Дед понимал. На его суровом лице отразилась внутренняя борьба. На внучку он старался не смотреть. И в том, что Айви не может попросить его на словах, не может поспорить и возразить, была особенная тяжесть, словно они сейчас лишали единственной радости маленького ребенка и не находили правильных слов, чтобы объяснить ему, что это делается ради его же блага.
– Вы не сможете всю жизнь прятать Айви от людей. Так не получится, – сказал Федор, и Айви с благодарностью сжала его ладонь. – Давайте начнем с малого, на ярмарке с ней буду я и Август с Евдокией.

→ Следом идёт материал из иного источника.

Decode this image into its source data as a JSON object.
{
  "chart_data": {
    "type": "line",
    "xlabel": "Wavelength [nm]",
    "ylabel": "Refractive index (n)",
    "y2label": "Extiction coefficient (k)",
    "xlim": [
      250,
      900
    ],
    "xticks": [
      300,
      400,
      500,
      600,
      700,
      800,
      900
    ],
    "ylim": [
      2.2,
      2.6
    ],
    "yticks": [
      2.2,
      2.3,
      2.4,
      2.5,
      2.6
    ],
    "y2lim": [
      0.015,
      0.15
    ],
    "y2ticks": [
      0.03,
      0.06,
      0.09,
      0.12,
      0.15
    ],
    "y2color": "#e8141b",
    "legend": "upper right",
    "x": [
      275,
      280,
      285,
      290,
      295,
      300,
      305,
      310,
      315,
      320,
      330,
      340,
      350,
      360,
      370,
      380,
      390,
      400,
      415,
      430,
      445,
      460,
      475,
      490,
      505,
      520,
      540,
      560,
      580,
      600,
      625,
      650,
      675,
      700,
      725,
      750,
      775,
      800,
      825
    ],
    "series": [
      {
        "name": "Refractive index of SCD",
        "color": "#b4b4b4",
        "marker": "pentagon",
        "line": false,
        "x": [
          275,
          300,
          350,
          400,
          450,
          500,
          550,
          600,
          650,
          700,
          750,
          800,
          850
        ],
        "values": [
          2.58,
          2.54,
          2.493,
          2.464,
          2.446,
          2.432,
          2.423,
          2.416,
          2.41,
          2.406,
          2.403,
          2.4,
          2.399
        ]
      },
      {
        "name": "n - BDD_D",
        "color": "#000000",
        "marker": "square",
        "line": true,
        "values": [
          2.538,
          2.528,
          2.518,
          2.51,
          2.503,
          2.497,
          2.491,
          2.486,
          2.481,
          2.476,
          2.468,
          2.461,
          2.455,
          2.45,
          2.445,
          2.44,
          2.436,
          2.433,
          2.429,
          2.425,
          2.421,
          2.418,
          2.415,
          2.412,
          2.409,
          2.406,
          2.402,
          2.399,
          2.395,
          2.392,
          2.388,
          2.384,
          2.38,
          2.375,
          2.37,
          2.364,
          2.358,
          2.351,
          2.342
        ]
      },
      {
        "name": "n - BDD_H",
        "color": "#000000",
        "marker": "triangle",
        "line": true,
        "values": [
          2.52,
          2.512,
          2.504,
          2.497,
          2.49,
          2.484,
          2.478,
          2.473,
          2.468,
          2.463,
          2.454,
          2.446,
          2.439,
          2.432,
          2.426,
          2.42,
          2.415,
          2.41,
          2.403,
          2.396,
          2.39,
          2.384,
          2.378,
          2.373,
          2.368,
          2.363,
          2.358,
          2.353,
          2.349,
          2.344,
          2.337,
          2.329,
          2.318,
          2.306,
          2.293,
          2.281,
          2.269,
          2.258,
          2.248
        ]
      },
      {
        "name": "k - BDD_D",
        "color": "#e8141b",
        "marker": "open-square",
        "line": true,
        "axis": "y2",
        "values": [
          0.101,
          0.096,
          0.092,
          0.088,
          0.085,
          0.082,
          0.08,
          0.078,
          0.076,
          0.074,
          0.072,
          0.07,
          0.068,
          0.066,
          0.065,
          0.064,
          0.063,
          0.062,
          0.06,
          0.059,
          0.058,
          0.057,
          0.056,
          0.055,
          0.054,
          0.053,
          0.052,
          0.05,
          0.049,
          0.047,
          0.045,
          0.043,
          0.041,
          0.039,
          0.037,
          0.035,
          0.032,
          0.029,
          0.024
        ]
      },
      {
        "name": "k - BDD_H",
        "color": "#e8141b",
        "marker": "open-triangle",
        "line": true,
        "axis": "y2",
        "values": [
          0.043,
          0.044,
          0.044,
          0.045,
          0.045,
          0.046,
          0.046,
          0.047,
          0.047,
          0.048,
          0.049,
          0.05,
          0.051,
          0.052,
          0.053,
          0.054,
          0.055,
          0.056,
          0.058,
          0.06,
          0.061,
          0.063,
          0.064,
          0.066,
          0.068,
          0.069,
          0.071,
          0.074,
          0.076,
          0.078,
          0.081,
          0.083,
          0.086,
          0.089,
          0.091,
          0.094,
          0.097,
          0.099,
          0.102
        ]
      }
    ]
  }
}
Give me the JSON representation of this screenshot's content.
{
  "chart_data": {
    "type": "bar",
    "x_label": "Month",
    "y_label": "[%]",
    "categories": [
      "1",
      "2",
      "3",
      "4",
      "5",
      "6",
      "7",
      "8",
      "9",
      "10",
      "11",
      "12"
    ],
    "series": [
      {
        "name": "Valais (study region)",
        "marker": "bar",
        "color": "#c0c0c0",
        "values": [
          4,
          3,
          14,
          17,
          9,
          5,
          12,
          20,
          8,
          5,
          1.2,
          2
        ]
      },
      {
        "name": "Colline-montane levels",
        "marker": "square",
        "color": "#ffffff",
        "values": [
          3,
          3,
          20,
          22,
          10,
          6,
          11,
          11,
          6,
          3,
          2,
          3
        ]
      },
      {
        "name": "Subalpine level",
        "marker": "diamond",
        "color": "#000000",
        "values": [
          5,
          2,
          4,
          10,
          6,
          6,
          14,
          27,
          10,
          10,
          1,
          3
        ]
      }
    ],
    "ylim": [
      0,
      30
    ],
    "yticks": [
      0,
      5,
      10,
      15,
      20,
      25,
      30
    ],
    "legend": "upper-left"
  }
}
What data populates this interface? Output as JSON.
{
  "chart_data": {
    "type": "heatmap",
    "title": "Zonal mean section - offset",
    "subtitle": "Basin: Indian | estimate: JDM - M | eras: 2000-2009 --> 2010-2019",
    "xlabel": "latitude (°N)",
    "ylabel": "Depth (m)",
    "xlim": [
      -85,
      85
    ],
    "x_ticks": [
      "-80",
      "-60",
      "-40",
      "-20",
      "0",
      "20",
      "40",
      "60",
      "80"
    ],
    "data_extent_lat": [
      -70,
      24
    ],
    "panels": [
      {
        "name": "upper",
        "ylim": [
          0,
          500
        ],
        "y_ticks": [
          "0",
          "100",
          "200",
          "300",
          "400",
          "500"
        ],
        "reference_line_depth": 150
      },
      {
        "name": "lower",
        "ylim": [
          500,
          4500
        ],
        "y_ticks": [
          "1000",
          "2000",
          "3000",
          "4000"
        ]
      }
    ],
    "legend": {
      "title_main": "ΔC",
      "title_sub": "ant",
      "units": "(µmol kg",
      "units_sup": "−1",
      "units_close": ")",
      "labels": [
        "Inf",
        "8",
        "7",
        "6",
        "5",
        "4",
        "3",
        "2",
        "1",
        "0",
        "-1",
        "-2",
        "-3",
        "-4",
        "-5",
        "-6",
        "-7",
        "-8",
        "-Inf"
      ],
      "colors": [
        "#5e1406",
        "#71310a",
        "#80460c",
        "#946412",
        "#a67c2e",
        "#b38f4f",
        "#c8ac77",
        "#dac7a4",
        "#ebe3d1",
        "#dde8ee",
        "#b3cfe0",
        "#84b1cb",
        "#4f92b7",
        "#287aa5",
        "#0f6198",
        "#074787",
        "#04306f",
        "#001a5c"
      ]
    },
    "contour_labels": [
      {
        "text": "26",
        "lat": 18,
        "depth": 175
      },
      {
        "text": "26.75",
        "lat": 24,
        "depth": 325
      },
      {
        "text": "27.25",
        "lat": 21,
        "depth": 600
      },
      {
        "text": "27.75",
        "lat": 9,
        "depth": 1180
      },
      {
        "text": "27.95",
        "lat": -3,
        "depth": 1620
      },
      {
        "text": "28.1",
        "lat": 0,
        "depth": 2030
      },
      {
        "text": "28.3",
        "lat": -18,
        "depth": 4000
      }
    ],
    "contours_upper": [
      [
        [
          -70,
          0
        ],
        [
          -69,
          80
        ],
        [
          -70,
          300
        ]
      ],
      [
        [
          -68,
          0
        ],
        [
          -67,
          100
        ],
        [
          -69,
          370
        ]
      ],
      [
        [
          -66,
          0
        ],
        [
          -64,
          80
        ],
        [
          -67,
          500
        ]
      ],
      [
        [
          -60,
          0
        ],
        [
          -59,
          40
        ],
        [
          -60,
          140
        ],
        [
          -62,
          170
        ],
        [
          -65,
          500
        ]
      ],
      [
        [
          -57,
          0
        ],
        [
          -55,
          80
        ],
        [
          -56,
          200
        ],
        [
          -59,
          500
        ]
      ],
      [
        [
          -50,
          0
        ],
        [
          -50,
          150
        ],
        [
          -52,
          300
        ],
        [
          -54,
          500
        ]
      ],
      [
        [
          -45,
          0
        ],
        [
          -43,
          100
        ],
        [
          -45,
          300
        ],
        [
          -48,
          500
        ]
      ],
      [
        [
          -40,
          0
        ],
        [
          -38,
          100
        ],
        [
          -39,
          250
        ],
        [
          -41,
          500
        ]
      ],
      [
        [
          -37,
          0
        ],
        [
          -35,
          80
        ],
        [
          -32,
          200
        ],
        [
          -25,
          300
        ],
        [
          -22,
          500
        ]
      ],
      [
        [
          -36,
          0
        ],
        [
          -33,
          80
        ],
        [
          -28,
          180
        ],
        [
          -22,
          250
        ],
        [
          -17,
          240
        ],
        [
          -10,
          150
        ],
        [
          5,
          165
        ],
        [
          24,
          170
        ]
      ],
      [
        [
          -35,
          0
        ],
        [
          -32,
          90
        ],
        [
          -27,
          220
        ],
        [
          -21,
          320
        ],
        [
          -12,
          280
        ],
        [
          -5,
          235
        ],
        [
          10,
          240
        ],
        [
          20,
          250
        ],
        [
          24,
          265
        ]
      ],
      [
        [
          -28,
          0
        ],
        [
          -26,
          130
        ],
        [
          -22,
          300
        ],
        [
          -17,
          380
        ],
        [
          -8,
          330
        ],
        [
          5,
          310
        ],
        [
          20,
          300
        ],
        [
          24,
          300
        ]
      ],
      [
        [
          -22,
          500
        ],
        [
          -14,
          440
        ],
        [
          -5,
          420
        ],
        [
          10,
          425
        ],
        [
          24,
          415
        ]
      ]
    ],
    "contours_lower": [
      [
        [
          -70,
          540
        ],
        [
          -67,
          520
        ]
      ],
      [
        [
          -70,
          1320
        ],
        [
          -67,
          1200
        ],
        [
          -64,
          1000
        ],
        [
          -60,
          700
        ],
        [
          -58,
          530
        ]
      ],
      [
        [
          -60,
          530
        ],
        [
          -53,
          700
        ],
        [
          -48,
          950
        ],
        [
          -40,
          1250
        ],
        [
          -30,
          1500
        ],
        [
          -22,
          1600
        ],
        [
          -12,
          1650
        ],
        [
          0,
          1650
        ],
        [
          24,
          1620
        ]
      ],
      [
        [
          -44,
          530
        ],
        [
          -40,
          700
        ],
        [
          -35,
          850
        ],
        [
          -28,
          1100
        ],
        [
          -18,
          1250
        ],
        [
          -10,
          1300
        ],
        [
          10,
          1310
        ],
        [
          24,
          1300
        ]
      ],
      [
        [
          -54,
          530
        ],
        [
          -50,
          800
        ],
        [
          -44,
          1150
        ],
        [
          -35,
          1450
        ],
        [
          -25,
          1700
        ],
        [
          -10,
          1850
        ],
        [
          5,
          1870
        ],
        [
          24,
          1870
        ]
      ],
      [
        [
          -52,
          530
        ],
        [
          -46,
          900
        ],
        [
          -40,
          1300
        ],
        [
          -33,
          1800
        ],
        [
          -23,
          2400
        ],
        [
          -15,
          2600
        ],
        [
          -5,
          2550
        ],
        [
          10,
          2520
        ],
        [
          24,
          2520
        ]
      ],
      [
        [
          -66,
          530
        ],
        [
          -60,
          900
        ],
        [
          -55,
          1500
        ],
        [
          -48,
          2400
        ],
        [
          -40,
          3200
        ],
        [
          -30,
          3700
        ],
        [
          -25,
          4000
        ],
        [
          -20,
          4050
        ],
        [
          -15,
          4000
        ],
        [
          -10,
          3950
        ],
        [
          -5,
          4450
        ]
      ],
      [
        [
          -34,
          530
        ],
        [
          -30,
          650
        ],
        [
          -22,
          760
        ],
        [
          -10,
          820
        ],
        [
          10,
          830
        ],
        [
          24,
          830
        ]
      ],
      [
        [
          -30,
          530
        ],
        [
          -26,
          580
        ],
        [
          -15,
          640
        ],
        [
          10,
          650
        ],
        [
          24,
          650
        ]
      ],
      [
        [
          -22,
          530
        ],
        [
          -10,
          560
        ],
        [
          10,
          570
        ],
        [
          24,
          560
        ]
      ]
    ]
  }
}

С вашей внучкой не случится ничего плохого, обещаю.
Старик не верил. Хотел верить, но не мог себя заставить. Это неверие читалось в его хмуром взгляде и углубившихся вдруг морщинах. Но он знал, что Федор прав, что изоляция Айви не решит проблемы, и знание это причиняло ему боль.
– Смотри, Федор, ты за нее в ответе, – сказал он после долгих раздумий. – Ни на шаг ее не отпускай от себя. И ты, – он посмотрел на притихшую Айви, – тоже соблюдай осторожность. На ярмарке будут люди. – Он сказал это так, словно на ярмарке будут не люди, а дикие звери. – Ты для них чужая и всегда чужой останешься. Даже Федор для них больше свой, чем ты.